De rechtbank oordeelt dat eiser een spoedeisend belang heeft bij de opheffing van de vergrendeling, aangezien hij de binnenplaats nodig heeft voor toegang tot zijn eigendommen. De rechtbank wijst de vorderingen van eiser toe, met uitzondering van de vordering tot afbraak van een schuurtje dat gedaagde op de binnenplaats heeft geplaatst. De rechtbank overweegt dat gedaagde geen exclusief gebruiksrecht heeft op de binnenplaats en dat zijn handelingen inbreuk maken op het eigendomsrecht van eiser. De vordering tot beëindiging van het gebruik van de binnenplaats en de poorten wordt toegewezen, met inachtneming van de wettelijke vereisten voor een vluchtroute vanuit het horecabedrijf. De proceskosten worden gecompenseerd, zodat elke partij zijn eigen kosten draagt.

Uitspraak

vonnis

RECHTBANK LIMBURG

Burgerlijk recht
Zittingsplaats Maastricht
zaaknummer / rolnummer: C/03/201709 / KG ZA 15-39
Vonnis in kort geding van 5 maart 2015
in de zaak van
[eiser],
wonende te [woonplaats 1],
eiser,
advocaat mr. A.J.L.J. Pfeil te Maastricht,
tegen
[gedaagde],
wonende te [woonplaats 2],
gedaagde,
advocaat mr. R.H.J.G. Borger te Maastricht.
Partijen zullen hierna [eiser] en [gedaagde] genoemd worden.

1.De procedure

1.1.
Het verloop van de procedure blijkt uit:
  • de dagvaarding met producties 1 t/m 7
  • de mondelinge behandeling op 12 februari 2015 met de pleitnota van [gedaagde]
1.2.
Ten slotte is vonnis bepaald.

2.De feiten

2.1.
Bij overeenkomst van 11 februari 2004 heeft [eiser] aan [gedaagde] verkocht en in eigendom overgedragen het onder de naam “[naam]” geëxploiteerde horecabedrijf bestaande uit de inventaris zich bevindende in het bedrijfspand aan de [adres] te [vestigingsplaats] (een historische carréboerderij), de goodwill, de handelsnaam en de exploitatierechten.
2.2.
Bij overeenkomst van 23 maart 2004 heeft [eiser] aan Brand Bierbrouwerij B.V. (hierna: “Brand”) het bedrijfspand, bestaande uit het café, de bovenwoning en het voor het pand gelegen terras, verhuurd.
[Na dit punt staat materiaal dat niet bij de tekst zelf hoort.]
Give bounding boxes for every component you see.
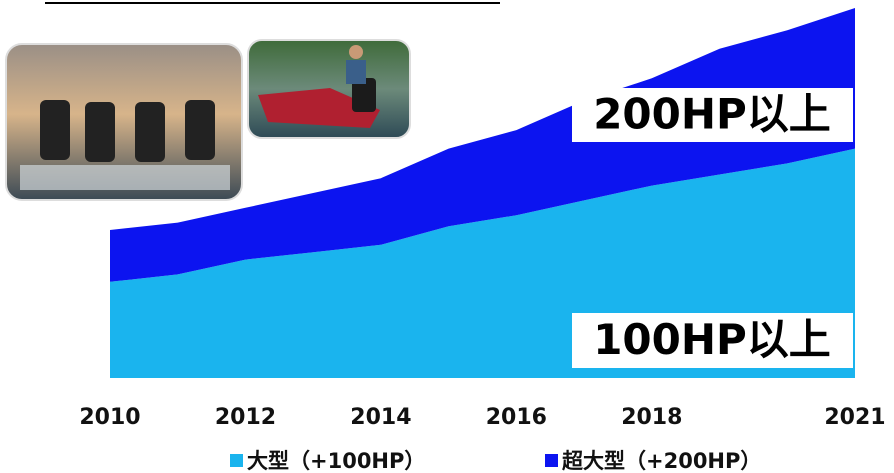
x-tick-label: 2014 bbox=[350, 405, 411, 430]
x-tick-label: 2018 bbox=[621, 405, 682, 430]
annotation: 100HP以上 bbox=[593, 315, 831, 364]
x-tick-label: 2021 bbox=[824, 405, 885, 430]
x-tick-label: 2016 bbox=[486, 405, 547, 430]
legend-label: 超大型（+200HP） bbox=[562, 449, 761, 473]
photo bbox=[248, 40, 410, 138]
x-tick-label: 2010 bbox=[79, 405, 140, 430]
x-tick-label: 2012 bbox=[215, 405, 276, 430]
photo bbox=[6, 44, 242, 200]
legend-swatch bbox=[230, 454, 243, 467]
chart: 201020122014201620182021 200HP以上100HP以上 … bbox=[0, 0, 894, 473]
x-axis: 2010 2012 2014 2016 2018 2021 bbox=[79, 405, 885, 430]
legend-swatch bbox=[545, 454, 558, 467]
legend: 大型（+100HP） 超大型（+200HP） bbox=[230, 449, 761, 473]
annotation: 200HP以上 bbox=[593, 90, 831, 139]
legend-label: 大型（+100HP） bbox=[247, 449, 425, 473]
Artikel 1.2 van deze huurovereenkomst luidt:
“De binnenplaats met bijbehorende stallen behoren niet tot het gehuurde. Hiervan wordt de brouwerij het gebruiksrecht verleend als opslagruimte/terras, zolang deze niet anderszins wordt gebruikt. Na twee jaar, gedurende welke de brouwerij het gebruiksrecht in ieder geval heeft, zal verhuurder een voorstel doen om de betreffende ruimte aan de brouwerij te verhuren,(…).
2.3.
Brand heeft op haar beurt de bedrijfsruimte aan [gedaagde] verhuurd. In die huurovereenkomst staat:
“De binnenplaats met bijbehorende stallen behoren niet tot het gehuurde. Hiervan wordt de huurder het gebruiksrecht verleend als opslagruimte/terras, zolang deze door de pandeigenaar niet anderszins wordt gebruikt. Uiterlijk na twee jaar, zal brouwerij een voorstel doen om de betreffende ruimte aan de huurder te verhuren.”
2.4.
[eiser] heeft bij brief van 8 maart 2007 een voorstel aan Brand gedaan om de schuur op de verhoging op de binnenplaats met een oppervlakte van ± 50 m2, het terras op de verhoging en het gebruik van de uitgang [adres] te huren, voor € 500,00 voor de schuur zonder en € 750,00 voor de schuur mét verdiepingsvloer. Brand heeft op haar beurt, bij brief van 19 maart 2007, aan [gedaagde] een huurvoorstel gedaan. Brand schrijft:
“Wij zullen u in de gelegenheid stellen de huidige huurovereenkomst uit te breiden met het huren van een nieuwe ruimte van ca. 50 m2 op de verhoging in de te renoveren voormalige stal onder de volgende condities (alle bedragen voor zover van toepassing excl. b.t.w.):- de huurprijs wordt verhoogd met € 500,00 per maand;- (…)- indien u in de betreffende ruimte een verdiepingsvloer met trap wenst, zal het hiervoor genoemde bedrag ad € 500,00 worden verhoogd naar € 750,00 per maand.Aan dit voorstel verbinden wij als voorwaarden dat wij met de pandeigenaar overeenstemming bereiken omtrent het huren van de betreffende ruimte, (…)”
2.5.
[gedaagde] heeft dit aanbod van Brand afgewezen en zulks bij brief van 16 mei 2007 aan [eiser] meegedeeld. Brand heeft op haar beurt [eiser] geantwoord geen gebruik te willen maken van diens huurvoorstel. Er is dus geen huurcontract m.b.t. de binnenplaats tot stand gekomen. [gedaagde] is de binnenplaats met bijgebouwen wel blijven gebruiken, hetgeen [eiser] heeft gedoogd.
2.6.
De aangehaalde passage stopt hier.